PlayStation 5 Gameplay Revealed In Unreal Engine 5 (Video)

This is not a drill! Unreal has just revealed the first official gameplay running on a PlayStation 5. In the video seen below, Unreal shows off how insanely beautiful the graphics produced by the PlayStation 5.

Doesn’t that look insane?! At the center of Epic Games’ new Engine are two new features: Lumen and Nanite. Here’s what the new technologies entail.



 

Lumen

Lumen is Epic’s new take on lighting. In a blogpost they describe how the PlayStation 5 generates light. “The system renders diffuse inter-reflection with infinite bounces and indirect specular reflections in huge, detailed environments, at scales ranging from kilometers to millimeters.”

In other words, it’s a similar technology to NVIDIA’s raytracing, where it traces ‘beams’ of light through an environment. How the light particle reacts to surfaces by bouncing around is calculated by the graphics engine. The more complex, the more calculations. So, a beefy hardware setup is essential.

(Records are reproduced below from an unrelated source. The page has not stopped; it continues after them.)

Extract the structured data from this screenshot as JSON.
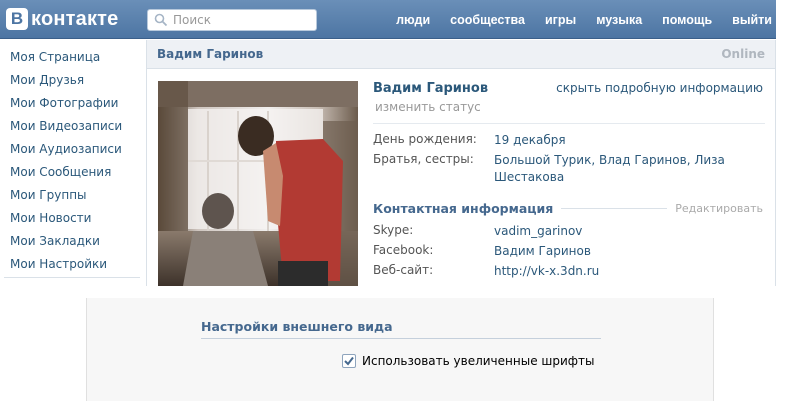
{
  "header": {
    "logo_letter": "В",
    "logo_text": "контакте",
    "search_placeholder": "Поиск",
    "nav": [
      "люди",
      "сообщества",
      "игры",
      "музыка",
      "помощь",
      "выйти"
    ]
  },
  "sidebar": {
    "items": [
      "Моя Страница",
      "Мои Друзья",
      "Мои Фотографии",
      "Мои Видеозаписи",
      "Мои Аудиозаписи",
      "Мои Сообщения",
      "Мои Группы",
      "Мои Новости",
      "Мои Закладки",
      "Мои Настройки"
    ]
  },
  "profile": {
    "header_name": "Вадим Гаринов",
    "online": "Online",
    "name": "Вадим Гаринов",
    "change_status": "изменить статус",
    "hide_details": "скрыть подробную информацию",
    "birthday_label": "День рождения:",
    "birthday_value": "19 декабря",
    "siblings_label": "Братья, сестры:",
    "siblings_value": "Большой Турик, Влад Гаринов, Лиза Шестакова",
    "contact_title": "Контактная информация",
    "edit": "Редактировать",
    "skype_label": "Skype:",
    "skype_value": "vadim_garinov",
    "facebook_label": "Facebook:",
    "facebook_value": "Вадим Гаринов",
    "website_label": "Веб-сайт:",
    "website_value": "http://vk-x.3dn.ru"
  },
  "settings": {
    "title": "Настройки внешнего вида",
    "large_fonts_label": "Использовать увеличенные шрифты",
    "large_fonts_checked": true
  },
  "colors": {
    "header_blue": "#4d75a3",
    "link_blue": "#2b587a",
    "title_blue": "#45688e"
  }
}
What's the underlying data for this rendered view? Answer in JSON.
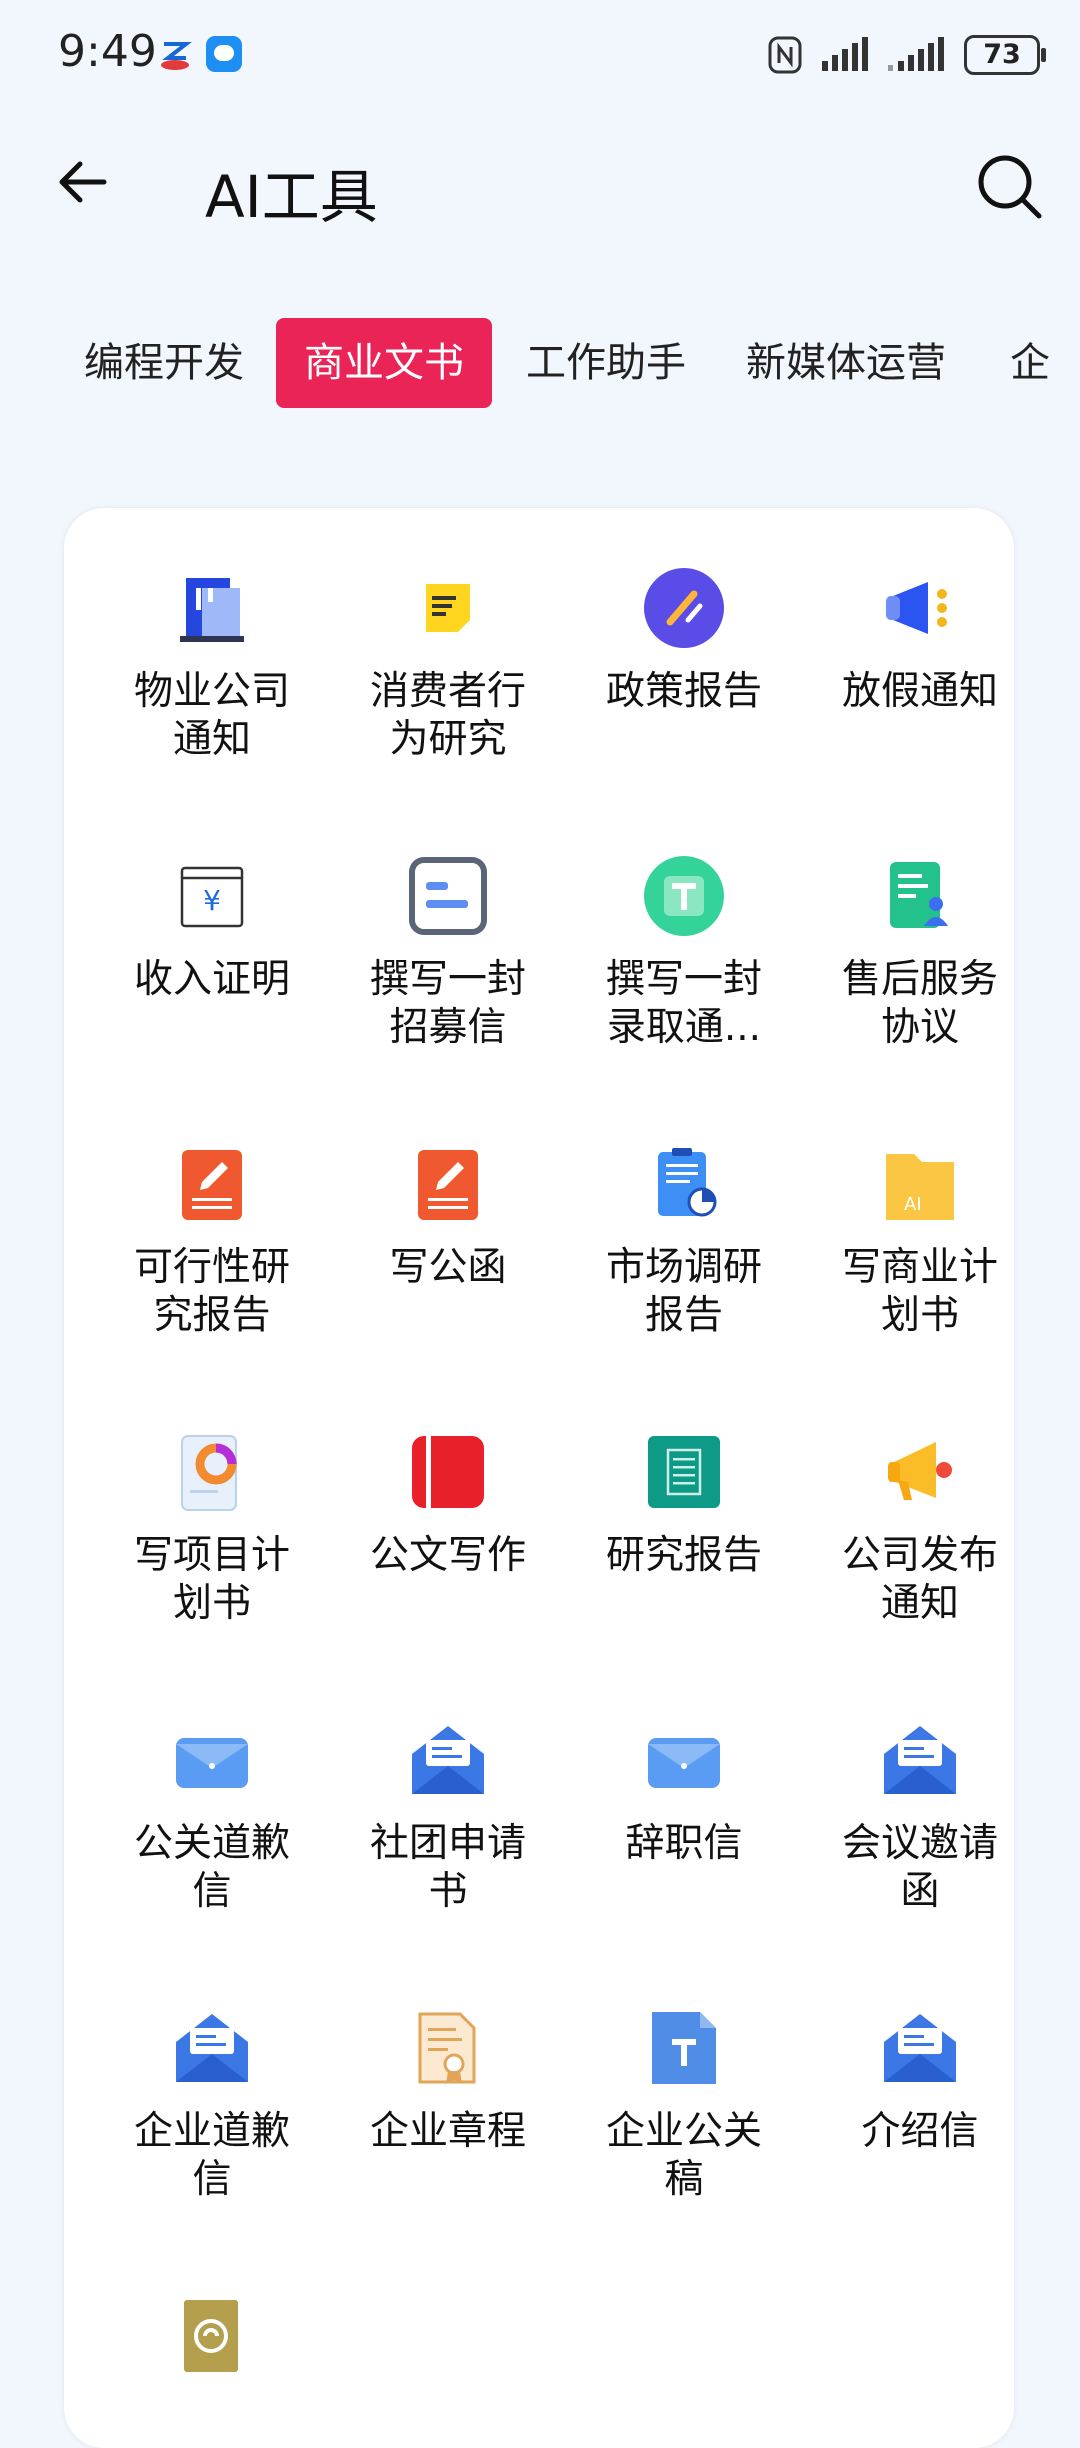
{
  "status_bar": {
    "time": "9:49",
    "battery": "73"
  },
  "header": {
    "title": "AI工具"
  },
  "tabs": [
    "编程开发",
    "商业文书",
    "工作助手",
    "新媒体运营",
    "企"
  ],
  "active_tab": 1,
  "tools": [
    {
      "label": "物业公司\n通知",
      "icon": "building-icon"
    },
    {
      "label": "消费者行\n为研究",
      "icon": "note-icon"
    },
    {
      "label": "政策报告",
      "icon": "pen-circle-icon"
    },
    {
      "label": "放假通知",
      "icon": "megaphone-icon"
    },
    {
      "label": "收入证明",
      "icon": "yuan-doc-icon"
    },
    {
      "label": "撰写一封\n招募信",
      "icon": "form-icon"
    },
    {
      "label": "撰写一封\n录取通...",
      "icon": "t-circle-icon"
    },
    {
      "label": "售后服务\n协议",
      "icon": "doc-user-icon"
    },
    {
      "label": "可行性研\n究报告",
      "icon": "edit-doc-icon"
    },
    {
      "label": "写公函",
      "icon": "edit-doc-icon"
    },
    {
      "label": "市场调研\n报告",
      "icon": "clipboard-chart-icon"
    },
    {
      "label": "写商业计\n划书",
      "icon": "ai-folder-icon"
    },
    {
      "label": "写项目计\n划书",
      "icon": "donut-doc-icon"
    },
    {
      "label": "公文写作",
      "icon": "red-book-icon"
    },
    {
      "label": "研究报告",
      "icon": "notepad-icon"
    },
    {
      "label": "公司发布\n通知",
      "icon": "loudspeaker-icon"
    },
    {
      "label": "公关道歉\n信",
      "icon": "envelope-icon"
    },
    {
      "label": "社团申请\n书",
      "icon": "open-envelope-icon"
    },
    {
      "label": "辞职信",
      "icon": "envelope-icon"
    },
    {
      "label": "会议邀请\n函",
      "icon": "open-envelope-icon"
    },
    {
      "label": "企业道歉\n信",
      "icon": "open-envelope-icon"
    },
    {
      "label": "企业章程",
      "icon": "certificate-icon"
    },
    {
      "label": "企业公关\n稿",
      "icon": "t-doc-icon"
    },
    {
      "label": "介绍信",
      "icon": "open-envelope-icon"
    },
    {
      "label": "",
      "icon": "swirl-icon"
    }
  ],
  "colors": {
    "accent": "#ea2457",
    "background": "#f1f7fd"
  }
}
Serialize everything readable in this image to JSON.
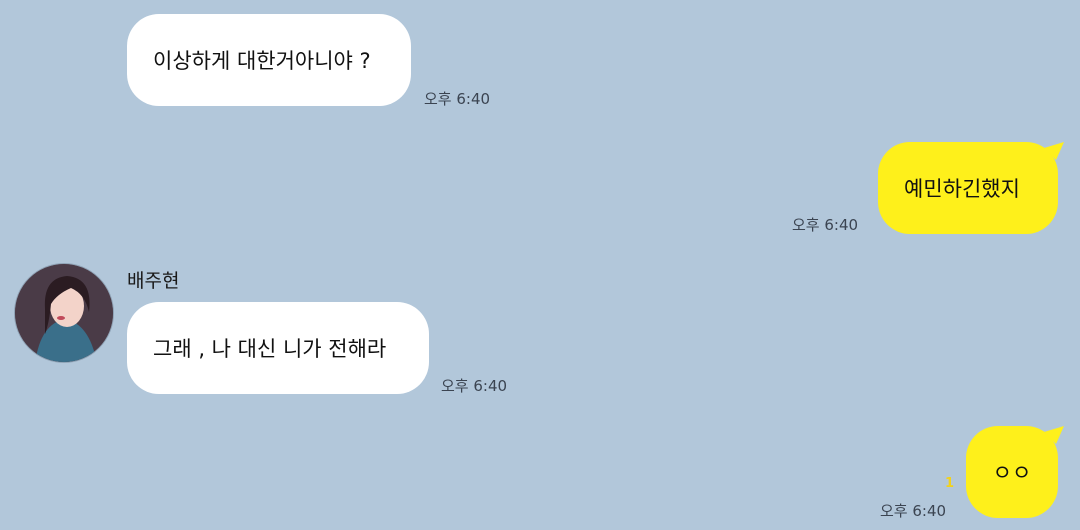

For developers, Lumen is a great way to save time as they won’t need to create lightmaps. According to Epic “artists can move a light inside the Unreal Editor” and it renders in real time just like it would on the PlayStation.



Nanite

Another big part of Unreal 5 is going to be the way the engine handles geometry. With Nanite, a PlayStation 5 will make sure ‘film-quality source art comprising hundreds of millions or billions of polygons can be imported directly into Unreal Engine.’ Again, in layman terms this means the engine is capable of streaming high quality geometry without any quality loss.

Apparently there isn’t a limit to ‘polygon count budgets, polygon memory budgets, or draw count budgets; there is no need to bake details to normal maps or manually author LODs; and there is no loss in quality.’

Not in time for PlayStation 5 release

Before we get too excited about the insanely detailed gameplay coming to our homes, we have to wait a while before this particular PlayStation 5 engine actually comes out. The preview (alpha) version of Unreal Engine 5 is slated for early 2021. The full release should be in late 2021. In other words, not in time for the Holiday release window of the next generation consoles.

Unreal Engine 5 will support next-generation consoles, current-generation consoles, PC, Mac, iOS, and Android.

Meanwhile we still have no idea what the PlayStation 5 is actually going to look like. For now, we only have the PlayStation 5 Dual Sense controller, and the much ridiculed PS5 logo.